Plus, being web-compatible would give you a lot of cool internet things that are currently pretty difficult. For example, an integrated "what is this signal and how do I decode it" database, or Google Map of received location data. The last piece of the picture is that a sufficiently advanced web UI would solve the cross-platform division that's currently making my life more difficult than it needs to be.

I'm really excited about the potential of SDR. The software is currently just a little bit too awkward to be suitable for general use, but it's so close! Most of the individual components are there, it's just missing a bit of glue, sanding and polish.

The outlier problem

I was really saddened when I learned about Steve Jobs's death, not least of which because of the circumstances leading up to it. Jobs had pancreatic cancer, normally an instant death sentence, but in his case he had an exceptionally rare operable form. However, Jobs elected not to have surgery, hoping he could cure the cancer with diet and meditation. Unfortunately, he could not, and by the time he returned to the surgical option it was too late.

But the real tragedy isn't just that Jobs died from something that may have been prevented, it's that he died from the very thing that brought him success in the first place: hubris. Jobs had made a habit throughout his career of ignoring people who told him things were impossible, and that's not a habit that normally works out very well. For him, improbably, it worked – very well, in fact – until one day it didn't work any more. This is the essence of what I call the outlier problem.

We often celebrate outliers, at least when they outlie in positive ways. Elite athletes, gifted thinkers, people of genetically improbable beauty. The view from here, huddled in the fat end of the bell curve, gazing up at the truly exceptional, makes them seem like gods. But it's worth remembering that we are clustered around this mean for a reason: it's a good mean. This mean has carried us through generations of starvation, war, exile and death, and we're still here.

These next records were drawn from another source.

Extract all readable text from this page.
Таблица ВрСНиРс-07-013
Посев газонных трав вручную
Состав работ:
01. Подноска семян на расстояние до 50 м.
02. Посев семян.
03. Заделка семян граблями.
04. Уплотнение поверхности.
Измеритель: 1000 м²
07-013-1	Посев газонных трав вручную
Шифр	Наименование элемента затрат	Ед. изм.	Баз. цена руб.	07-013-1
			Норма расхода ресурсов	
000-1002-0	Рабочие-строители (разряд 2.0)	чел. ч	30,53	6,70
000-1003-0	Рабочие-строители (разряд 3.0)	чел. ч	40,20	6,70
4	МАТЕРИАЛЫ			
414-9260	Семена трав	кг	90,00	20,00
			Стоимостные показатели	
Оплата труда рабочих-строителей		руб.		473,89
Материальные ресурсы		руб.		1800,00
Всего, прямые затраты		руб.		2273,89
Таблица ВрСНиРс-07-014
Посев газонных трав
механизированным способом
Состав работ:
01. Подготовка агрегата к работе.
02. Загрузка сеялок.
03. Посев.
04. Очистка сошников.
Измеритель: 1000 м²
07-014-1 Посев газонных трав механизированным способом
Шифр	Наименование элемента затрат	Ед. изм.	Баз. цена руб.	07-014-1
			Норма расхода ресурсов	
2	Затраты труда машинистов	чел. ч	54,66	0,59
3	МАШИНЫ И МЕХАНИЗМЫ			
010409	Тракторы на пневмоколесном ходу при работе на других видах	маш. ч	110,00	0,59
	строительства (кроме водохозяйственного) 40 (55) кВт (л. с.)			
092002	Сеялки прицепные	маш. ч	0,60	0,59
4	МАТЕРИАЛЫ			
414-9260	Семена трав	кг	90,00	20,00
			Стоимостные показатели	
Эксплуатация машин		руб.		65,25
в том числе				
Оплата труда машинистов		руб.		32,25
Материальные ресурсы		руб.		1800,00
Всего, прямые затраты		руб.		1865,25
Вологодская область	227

It's important not to forget that an exceptional quality is a mutation, no different than webbed toes, double joints, or light skin. Sometimes being an outlier lets you get one up on the people around you and start a successful computer empire. Sometimes it lets you remake the music industry, the phone industry, and the software industry in successive years. And sometimes it means you die from treatable cancer.

I remember Steve Jobs, not as a genius or an idiot, but as a specialist: perfectly adapted to one environment and tragically maladapted to another.